We are anchored by the roadside, Jim, as we’ve oft-times been before,
When you and I were weary from sacking on the shore,
The moon shone down in splendor, Jim, it shone on you and I,
And the little stars were shining when we drank the old jug dry.

But that was those good old days, those good old days of yore,
When Murphy run a tavern and Burnsy kept a store,
When whiskey ran as free, brave boys, as waters in the brook,
And the boys all for their stomach’s sake their morning bitters took.

But times they have now altered, Jim, and men have altered too,
Some have undertaken for to put rum sellers through,
For they say that whiskey’s poison and scores of graves has dug,
Ten thousand snakes and devils have been seen in our old jug.

But never mind such prattle, Jim, though some of it may be true,
We’ll lie where we’re a mind to, together, me and you,
For the drink they call cold water, won’t do for you nor I,
So we’ll haul the cork at leisure, and we’ll drink the old jug dry.

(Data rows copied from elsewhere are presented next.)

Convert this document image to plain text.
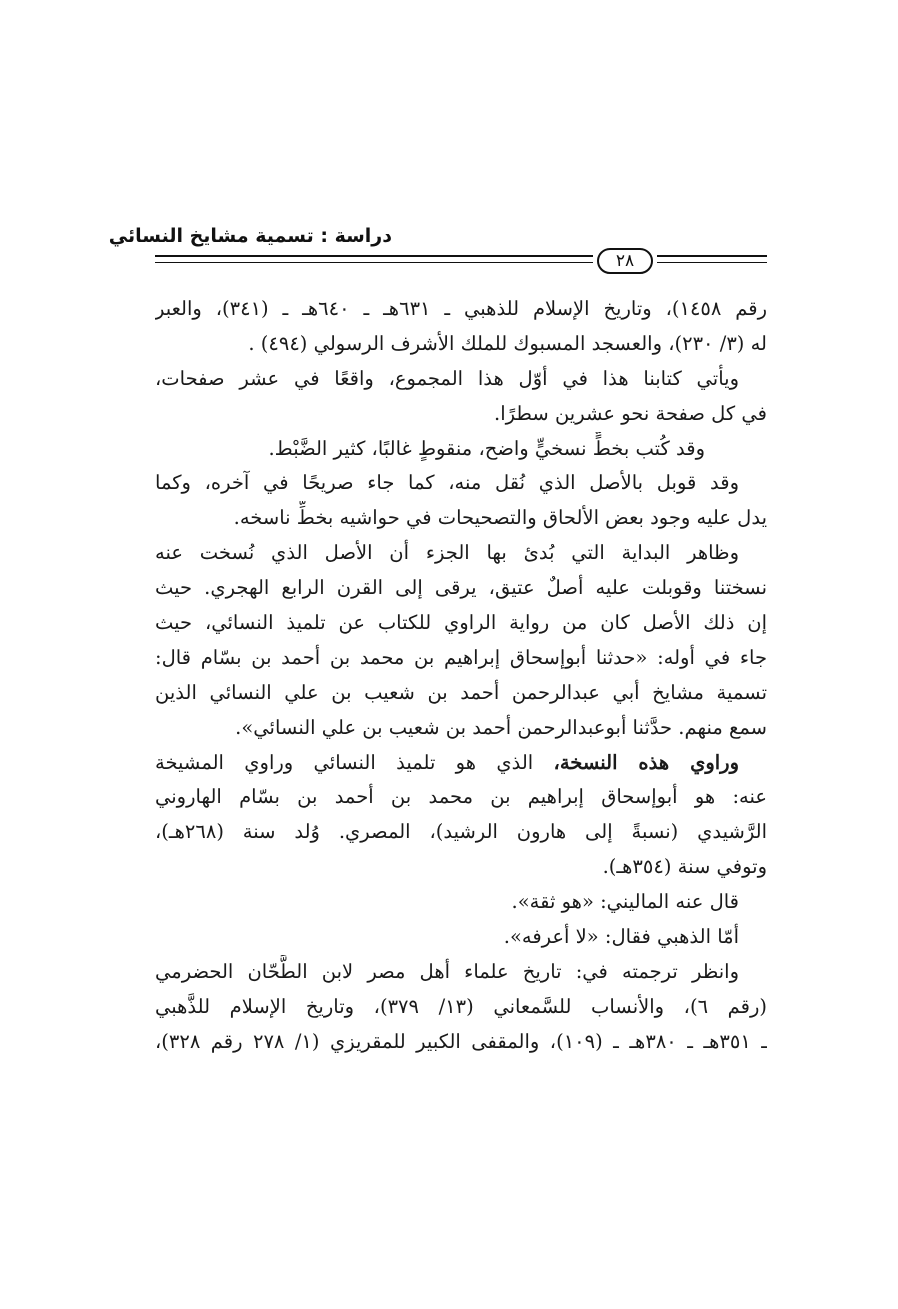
دراسة : تسمية مشايخ النسائي
٢٨
رقم ١٤٥٨)، وتاريخ الإسلام للذهبي ـ ٦٣١هـ ـ ٦٤٠هـ ـ (٣٤١)، والعبر
له (٣/ ٢٣٠)، والعسجد المسبوك للملك الأشرف الرسولي (٤٩٤) .
ويأتي كتابنا هذا في أوّل هذا المجموع، واقعًا في عشر صفحات،
في كل صفحة نحو عشرين سطرًا.
وقد كُتب بخطٍّ نسخيٍّ واضح، منقوطٍ غالبًا، كثير الضَّبْط.
وقد قوبل بالأصل الذي نُقل منه، كما جاء صريحًا في آخره، وكما
يدل عليه وجود بعض الألحاق والتصحيحات في حواشيه بخطِّ ناسخه.
وظاهر البداية التي بُدئ بها الجزء أن الأصل الذي نُسخت عنه
نسختنا وقوبلت عليه أصلٌ عتيق، يرقى إلى القرن الرابع الهجري. حيث
إن ذلك الأصل كان من رواية الراوي للكتاب عن تلميذ النسائي، حيث
جاء في أوله: «حدثنا أبوإسحاق إبراهيم بن محمد بن أحمد بن بسّام قال:
تسمية مشايخ أبي عبدالرحمن أحمد بن شعيب بن علي النسائي الذين
سمع منهم. حدَّثنا أبوعبدالرحمن أحمد بن شعيب بن علي النسائي».
وراوي هذه النسخة، الذي هو تلميذ النسائي وراوي المشيخة
عنه: هو أبوإسحاق إبراهيم بن محمد بن أحمد بن بسّام الهاروني
الرَّشيدي (نسبةً إلى هارون الرشيد)، المصري. وُلد سنة (٢٦٨هـ)،
وتوفي سنة (٣٥٤هـ).
قال عنه المالیني: «هو ثقة».
أمّا الذهبي فقال: «لا أعرفه».
وانظر ترجمته في: تاريخ علماء أهل مصر لابن الطَّحّان الحضرمي
(رقم ٦)، والأنساب للسَّمعاني (١٣/ ٣٧٩)، وتاريخ الإسلام للذَّهبي
ـ ٣٥١هـ ـ ٣٨٠هـ ـ (١٠٩)، والمقفى الكبير للمقريزي (١/ ٢٧٨ رقم ٣٢٨)،
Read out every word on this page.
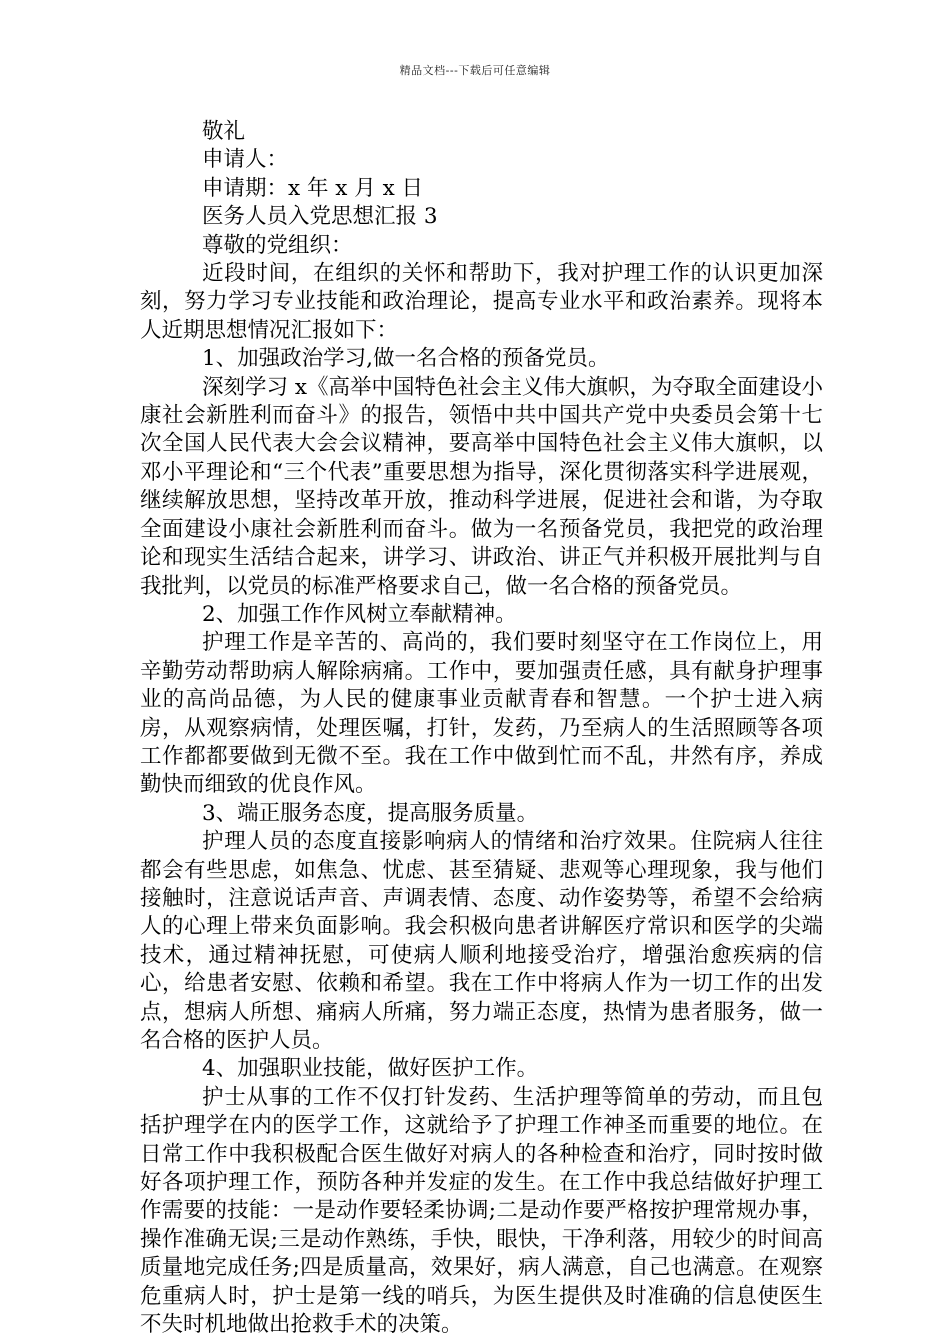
精品文档---下载后可任意编辑

敬礼

申请人：

申请期：x 年 x 月 x 日

医务人员入党思想汇报 3

尊敬的党组织：

近段时间，在组织的关怀和帮助下，我对护理工作的认识更加深刻，努力学习专业技能和政治理论，提高专业水平和政治素养。现将本人近期思想情况汇报如下：

1、加强政治学习,做一名合格的预备党员。

深刻学习 x《高举中国特色社会主义伟大旗帜，为夺取全面建设小康社会新胜利而奋斗》的报告，领悟中共中国共产党中央委员会第十七次全国人民代表大会会议精神，要高举中国特色社会主义伟大旗帜，以邓小平理论和“三个代表”重要思想为指导，深化贯彻落实科学进展观，继续解放思想，坚持改革开放，推动科学进展，促进社会和谐，为夺取全面建设小康社会新胜利而奋斗。做为一名预备党员，我把党的政治理论和现实生活结合起来，讲学习、讲政治、讲正气并积极开展批判与自我批判，以党员的标准严格要求自己，做一名合格的预备党员。

2、加强工作作风树立奉献精神。

护理工作是辛苦的、高尚的，我们要时刻坚守在工作岗位上，用辛勤劳动帮助病人解除病痛。工作中，要加强责任感，具有献身护理事业的高尚品德，为人民的健康事业贡献青春和智慧。一个护士进入病房，从观察病情，处理医嘱，打针，发药，乃至病人的生活照顾等各项工作都都要做到无微不至。我在工作中做到忙而不乱，井然有序，养成勤快而细致的优良作风。

3、端正服务态度，提高服务质量。

护理人员的态度直接影响病人的情绪和治疗效果。住院病人往往都会有些思虑，如焦急、忧虑、甚至猜疑、悲观等心理现象，我与他们接触时，注意说话声音、声调表情、态度、动作姿势等，希望不会给病人的心理上带来负面影响。我会积极向患者讲解医疗常识和医学的尖端技术，通过精神抚慰，可使病人顺利地接受治疗，增强治愈疾病的信心，给患者安慰、依赖和希望。我在工作中将病人作为一切工作的出发点，想病人所想、痛病人所痛，努力端正态度，热情为患者服务，做一名合格的医护人员。

4、加强职业技能，做好医护工作。

护士从事的工作不仅打针发药、生活护理等简单的劳动，而且包括护理学在内的医学工作，这就给予了护理工作神圣而重要的地位。在日常工作中我积极配合医生做好对病人的各种检查和治疗，同时按时做好各项护理工作，预防各种并发症的发生。在工作中我总结做好护理工作需要的技能：一是动作要轻柔协调;二是动作要严格按护理常规办事，操作准确无误;三是动作熟练，手快，眼快，干净利落，用较少的时间高质量地完成任务;四是质量高，效果好，病人满意，自己也满意。在观察危重病人时，护士是第一线的哨兵，为医生提供及时准确的信息使医生不失时机地做出抢救手术的决策。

I recently checked out the current exhibit at the Minnesota History Center American Spirits: The Rise and Fall of Prohibition (an exhibit which, I couldn’t help but notice, is being “repealed” on March 16th – just in time for a certain holiday). It reminded me of this song which I transcribed from the singing of Robert Walker. Walker referred to it as an “anti-prohibition song” when he sang it for collector Sidney Robertson-Cowell in Crandon, Wisconsin in 1952. It appears on the record Wolf River Songs. (Robertson-Cowell also recorded Walker’s nephew Pat Ford singing his version of the song which you can hear on the Library of Congress website)

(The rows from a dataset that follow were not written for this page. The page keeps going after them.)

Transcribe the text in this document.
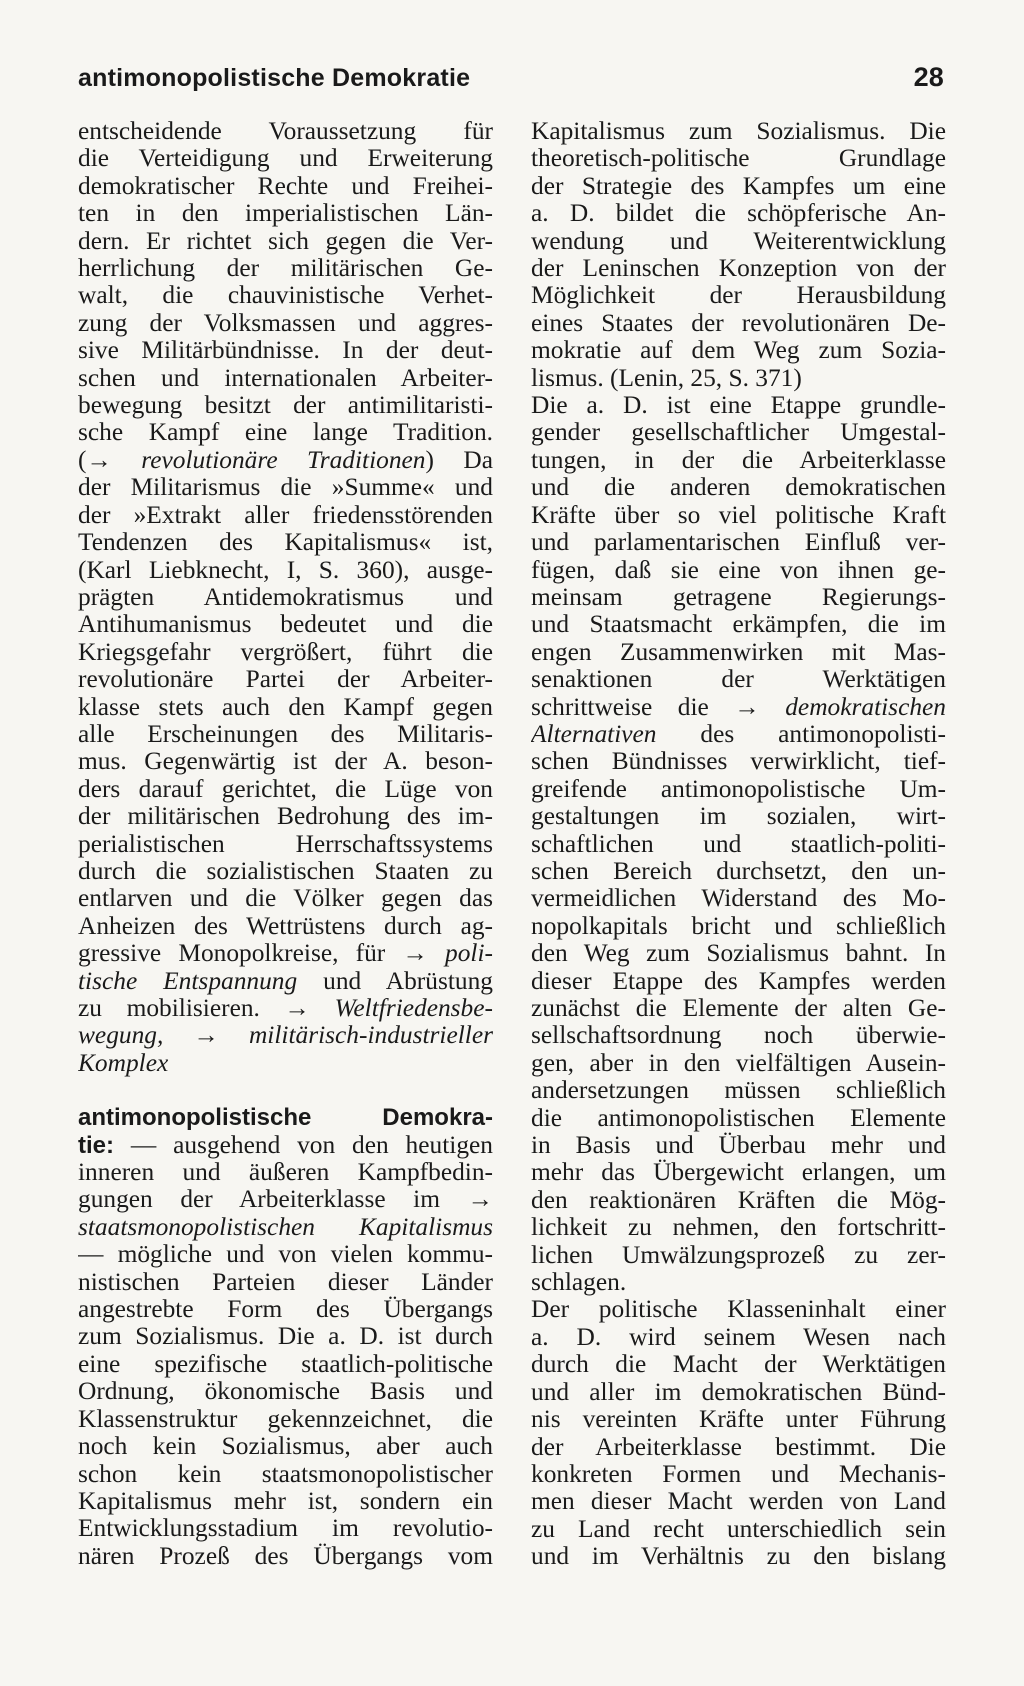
antimonopolistische Demokratie	28
entscheidende Voraussetzung für
die Verteidigung und Erweiterung
demokratischer Rechte und Freihei-
ten in den imperialistischen Län-
dern. Er richtet sich gegen die Ver-
herrlichung der militärischen Ge-
walt, die chauvinistische Verhet-
zung der Volksmassen und aggres-
sive Militärbündnisse. In der deut-
schen und internationalen Arbeiter-
bewegung besitzt der antimilitaristi-
sche Kampf eine lange Tradition.
(→ revolutionäre Traditionen) Da
der Militarismus die »Summe« und
der »Extrakt aller friedensstörenden
Tendenzen des Kapitalismus« ist,
(Karl Liebknecht, I, S. 360), ausge-
prägten Antidemokratismus und
Antihumanismus bedeutet und die
Kriegsgefahr vergrößert, führt die
revolutionäre Partei der Arbeiter-
klasse stets auch den Kampf gegen
alle Erscheinungen des Militaris-
mus. Gegenwärtig ist der A. beson-
ders darauf gerichtet, die Lüge von
der militärischen Bedrohung des im-
perialistischen Herrschaftssystems
durch die sozialistischen Staaten zu
entlarven und die Völker gegen das
Anheizen des Wettrüstens durch ag-
gressive Monopolkreise, für → poli-
tische Entspannung und Abrüstung
zu mobilisieren. → Weltfriedensbe-
wegung, → militärisch-industrieller
Komplex
antimonopolistische Demokra-
tie: — ausgehend von den heutigen
inneren und äußeren Kampfbedin-
gungen der Arbeiterklasse im →
staatsmonopolistischen Kapitalismus
— mögliche und von vielen kommu-
nistischen Parteien dieser Länder
angestrebte Form des Übergangs
zum Sozialismus. Die a. D. ist durch
eine spezifische staatlich-politische
Ordnung, ökonomische Basis und
Klassenstruktur gekennzeichnet, die
noch kein Sozialismus, aber auch
schon kein staatsmonopolistischer
Kapitalismus mehr ist, sondern ein
Entwicklungsstadium im revolutio-
nären Prozeß des Übergangs vom
Kapitalismus zum Sozialismus. Die
theoretisch-politische Grundlage
der Strategie des Kampfes um eine
a. D. bildet die schöpferische An-
wendung und Weiterentwicklung
der Leninschen Konzeption von der
Möglichkeit der Herausbildung
eines Staates der revolutionären De-
mokratie auf dem Weg zum Sozia-
lismus. (Lenin, 25, S. 371)
Die a. D. ist eine Etappe grundle-
gender gesellschaftlicher Umgestal-
tungen, in der die Arbeiterklasse
und die anderen demokratischen
Kräfte über so viel politische Kraft
und parlamentarischen Einfluß ver-
fügen, daß sie eine von ihnen ge-
meinsam getragene Regierungs-
und Staatsmacht erkämpfen, die im
engen Zusammenwirken mit Mas-
senaktionen der Werktätigen
schrittweise die → demokratischen
Alternativen des antimonopolisti-
schen Bündnisses verwirklicht, tief-
greifende antimonopolistische Um-
gestaltungen im sozialen, wirt-
schaftlichen und staatlich-politi-
schen Bereich durchsetzt, den un-
vermeidlichen Widerstand des Mo-
nopolkapitals bricht und schließlich
den Weg zum Sozialismus bahnt. In
dieser Etappe des Kampfes werden
zunächst die Elemente der alten Ge-
sellschaftsordnung noch überwie-
gen, aber in den vielfältigen Ausein-
andersetzungen müssen schließlich
die antimonopolistischen Elemente
in Basis und Überbau mehr und
mehr das Übergewicht erlangen, um
den reaktionären Kräften die Mög-
lichkeit zu nehmen, den fortschritt-
lichen Umwälzungsprozeß zu zer-
schlagen.
Der politische Klasseninhalt einer
a. D. wird seinem Wesen nach
durch die Macht der Werktätigen
und aller im demokratischen Bünd-
nis vereinten Kräfte unter Führung
der Arbeiterklasse bestimmt. Die
konkreten Formen und Mechanis-
men dieser Macht werden von Land
zu Land recht unterschiedlich sein
und im Verhältnis zu den bislang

Across the northwoods, there was much opposition to prohibition from men who worked in the lumber industry. For many lumberjacks, drink was seen as a necessary relief from long hours and back-breaking labor. “Sacking,” mentioned in verse one, was certainly thirsty work. Walker explained: “When they was driving logs and high water had put ‘em way out in the marshes someplace, and the men’d have to get right into the water and roll ‘em out into the stream again, — that was sacking, see?”[1] Sacking was made especially harsh by frigid spring waters and huge logs beached far from the open stream by lumber companies’ use of temporary dams. Another Wisconsin lumberman, Robert Nelligan, wrote “There are few kinds of labor more arduous than river driving. We got up about three o’clock in the morning and were at work all day until darkness fell, most of the time wading in icy cold water and sometimes more than wading. Men working under such a strain as this needed stimulants. Whiskey was used and much of it.”[2]

The song’s reference to Murphy’s tavern hints at the prevalence of Irish saloon owners in small northwoods towns like Crandon. In fact, when Irish-American Mike Dean transitioned from working as a lumberjack to buying his own saloon in Hinckley, Minnesota in the 1880s, he was taking up a profession dominated, in Pine County at least, by Irishmen. An 1887 list of Pine County liquor license applicants includes the surnames: Dean, Rourke, Tierney, Hurley, Brennan, Durkan, Connors, Connor and Hennesy![3]

So perhaps it is no coincidence that Dean did not stay long in Pine County after that county joined many other Minnesota counties in voting itself dry in 1915, five years before national prohibition. By 1917 Dean was settled in Virginia, Minnesota which had remained “wet” even though nearby Hibbing (and most of northwestern Minnesota) had gone “dry” along with Pine County in 1915. In fact, some clever songsmith in Hibbing had made another “anti-prohibition” song to the tune of the recent John McCormack hit “It’s a Long Way to Tipperary:”

It’s a long way to Old Virginia, it’s a long way to go,
It’s a long way to Old Virginia, to the wettest town I know,
Farewell, then, oh ye lager, farewell rock and rye,
It’s a long, long way to Old Virginia, when Hibbing goes dry.[4]

 


[1] Sidney Robertson Cowell, Wolf River Songs (NYC: Folkways LP FE 4001, 1956) 5.
[2] John Emmett Nelligan, A White Pine Empire: The Life of a Lumberman (St. Cloud: North Star, 1969) 33.
[3] Pine County Pioneer, Apr. 15, 1887.
[4] Al Zadon, “Power ‘The Little Giant of the North’,” Mesabi Daily News, Oct. 3, 1976.